Jens Laufer
writes about Software Development, Data Science, Entrepreneurship, Traveling and Sports

qraptor Technology Stack Part One: Architecture and Programming Languages

The technology stack and programming languages we use for our reinforcement learning based trading platform

Qraptor’s team members have a wide variety of technology backgrounds. I’d say our team is polyglot from the perspective of the programming languages the members know. Besides our data science know-how, we have a strong background in software engineering. What we have learned in countless corporate software projects is that it’s a mistake to push software engineers into specific technology stacks and frameworks. We chunk up problems into smaller sub-problems and let the developer/data scientist decide which stack solves a particular problem in the best way.

What’s the metric we are using, which is the best technology to solve?
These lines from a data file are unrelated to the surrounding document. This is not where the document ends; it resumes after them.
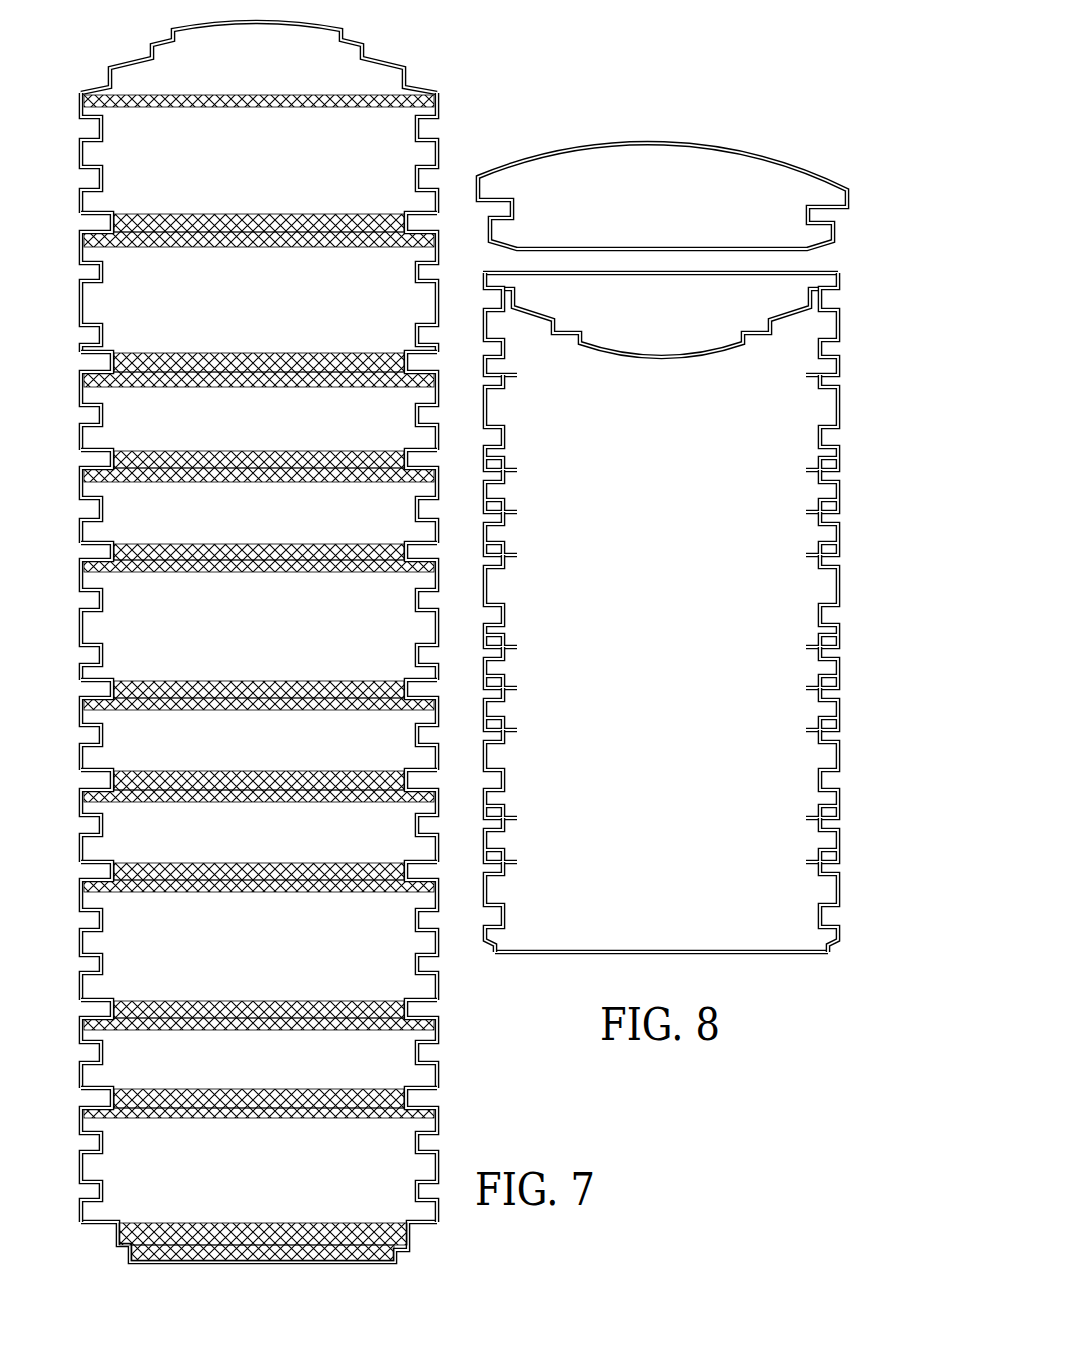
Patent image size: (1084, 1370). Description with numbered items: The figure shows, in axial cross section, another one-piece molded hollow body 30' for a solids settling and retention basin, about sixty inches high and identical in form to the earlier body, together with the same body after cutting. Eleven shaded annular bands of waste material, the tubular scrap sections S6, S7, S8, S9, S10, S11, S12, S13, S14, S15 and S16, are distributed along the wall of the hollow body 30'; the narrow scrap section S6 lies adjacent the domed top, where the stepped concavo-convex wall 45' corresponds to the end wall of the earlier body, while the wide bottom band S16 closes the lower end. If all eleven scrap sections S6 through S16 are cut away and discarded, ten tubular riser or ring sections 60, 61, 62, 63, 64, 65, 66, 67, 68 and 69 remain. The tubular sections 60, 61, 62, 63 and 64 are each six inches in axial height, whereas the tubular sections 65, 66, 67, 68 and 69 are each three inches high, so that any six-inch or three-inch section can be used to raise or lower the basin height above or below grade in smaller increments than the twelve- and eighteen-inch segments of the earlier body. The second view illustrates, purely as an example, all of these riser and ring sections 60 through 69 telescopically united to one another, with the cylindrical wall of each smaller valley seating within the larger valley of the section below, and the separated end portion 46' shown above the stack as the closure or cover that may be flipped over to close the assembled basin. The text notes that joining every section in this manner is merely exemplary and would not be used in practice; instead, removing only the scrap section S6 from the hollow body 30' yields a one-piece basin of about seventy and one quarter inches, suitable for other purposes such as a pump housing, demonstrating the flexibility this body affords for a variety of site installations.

In FIG. 7, the hollow body 30' is at (237, 638).
In FIG. 7, the domed end projection / mating recess 45' is at (259, 53).
In FIG. 8, the domed end projection / mating recess 45' is at (661, 321).
In FIG. 8, the lid 46' is at (662, 167).
In FIG. 7, the tubular riser or ring section 60 is at (239, 160).
In FIG. 8, the tubular riser or ring section 60 is at (640, 313).
In FIG. 7, the tubular riser or ring section 61 is at (239, 302).
In FIG. 8, the tubular riser or ring section 61 is at (640, 417).
In FIG. 7, the tubular riser or ring section 62 is at (239, 626).
In FIG. 8, the tubular riser or ring section 62 is at (640, 587).
In FIG. 7, the tubular riser or ring section 63 is at (239, 962).
In FIG. 8, the tubular riser or ring section 63 is at (640, 766).
In FIG. 7, the tubular riser or ring section 64 is at (239, 1184).
In FIG. 8, the tubular riser or ring section 64 is at (640, 905).
In FIG. 7, the tubular riser or ring section 65 is at (239, 429).
In FIG. 8, the tubular riser or ring section 65 is at (640, 462).
In FIG. 7, the tubular riser or ring section 66 is at (239, 533).
In FIG. 8, the tubular riser or ring section 66 is at (640, 510).
In FIG. 7, the tubular riser or ring section 67 is at (239, 758).
In FIG. 8, the tubular riser or ring section 67 is at (640, 652).
In FIG. 7, the tubular riser or ring section 68 is at (239, 853).
In FIG. 8, the tubular riser or ring section 68 is at (640, 696).
In FIG. 7, the tubular riser or ring section 69 is at (239, 1082).
In FIG. 8, the tubular riser or ring section 69 is at (640, 822).
In FIG. 7, the tubular scrap section S6 is at (259, 135).
In FIG. 7, the tubular scrap section S7 is at (259, 261).
In FIG. 7, the tubular scrap section S8 is at (259, 395).
In FIG. 7, the tubular scrap section S9 is at (259, 491).
In FIG. 7, the tubular scrap section S10 is at (259, 590).
In FIG. 7, the tubular scrap section S11 is at (259, 722).
In FIG. 7, the tubular scrap section S12 is at (259, 814).
In FIG. 7, the tubular scrap section S13 is at (259, 913).
In FIG. 7, the tubular scrap section S14 is at (259, 1040).
In FIG. 7, the tubular scrap section S15 is at (259, 1134).
In FIG. 7, the tubular scrap section S16 is at (263, 1209).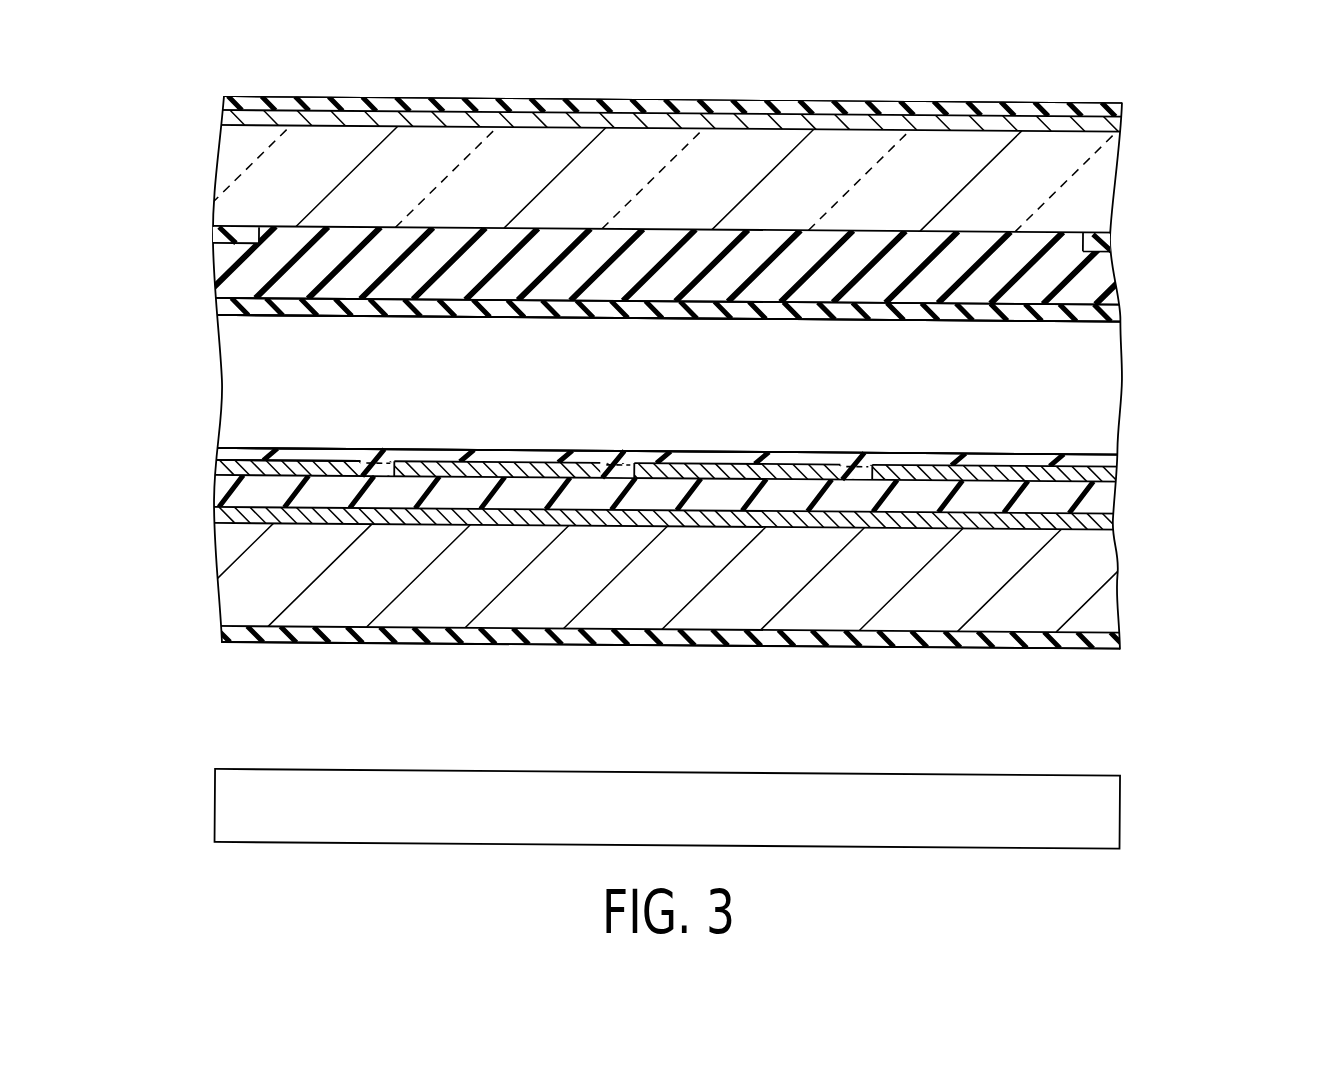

It’s simpler what you might think. It’s the just lines of code. For us, the best technology for solving a problem is that one that needs the fewest lines of code. Our problem-solving modules are simple microservices with just a few lines of code, which provide an API or a UI to the outside world. We pack the microservices into docker containers with everything that is needed to run it. The microservices are so dead-simple that sometimes even a developer that is not familiar with the programming languages can maintain it. We throw microservice away in case they are not suitable for a problem any longer. For many things, we use ready-to-use packed containers, e.g. ElasticSearch, MongoDB, Tensorboard, which reduces the setup efforts. Our goal is not to reinvent tools and lose time for configuration; instead, we want to focus on our core tasks.

Programming Languages

Right now we use four programming languages, but we think we might use more in future.

R

While there are many discussions about the pros and cons of Python and R in data science, we think R is superior in the field of data analysis. For analysis and preprocessing, R is our choice. The syntax of base R sometimes feels a bit strange; however, with the libraries from the tidyverse ecosystem, the code is pretty readable. We love the grammar of graphics and data manipulation approach in ggplot2 and dplyr. We use Shiny Apps for creating analysis dashboards with bare minimum lines of codes.

tidyverse

Python

We use Python for modelling. Our core reinforcement learning framework, which uses OpenAI gym and stable_baselines a lot, is developed with Python. We use Python also for several backend services.

We have developed a framework that lets us quickly set up training sessions in the MongoDB, and the framework initializes all the objects that are needed generically. The frameworks persist all artefacts that a training session produces in the database, e.g. the model, training parameters, along with everything that is needed for a training session.

OpenAI

Java

The world hates Java, but we love it. We have many discussions when to use Java and when to use, e.g. Python, but it has always been a discussion on a high standard. No stupid flame wars. We believe that a strongly typed language like Java has many advantages, but that are also use cases when scripting languages are the better option. Sometimes you need even less code in Java than in Python, e.g. with the usage of the Spring Framework. We use Java when multi-threading is essential.

Spring Franework

JavaScript

We use JavaScript for our web-based UIs. For this, we use VueJS with the Quasar framework. We can quickly develop UIs this way for microservices that need one, besides analysis dashboards. We don’t use JavaScript in the backend. However, we are sure one day we might have NodeJS backend microservices as well.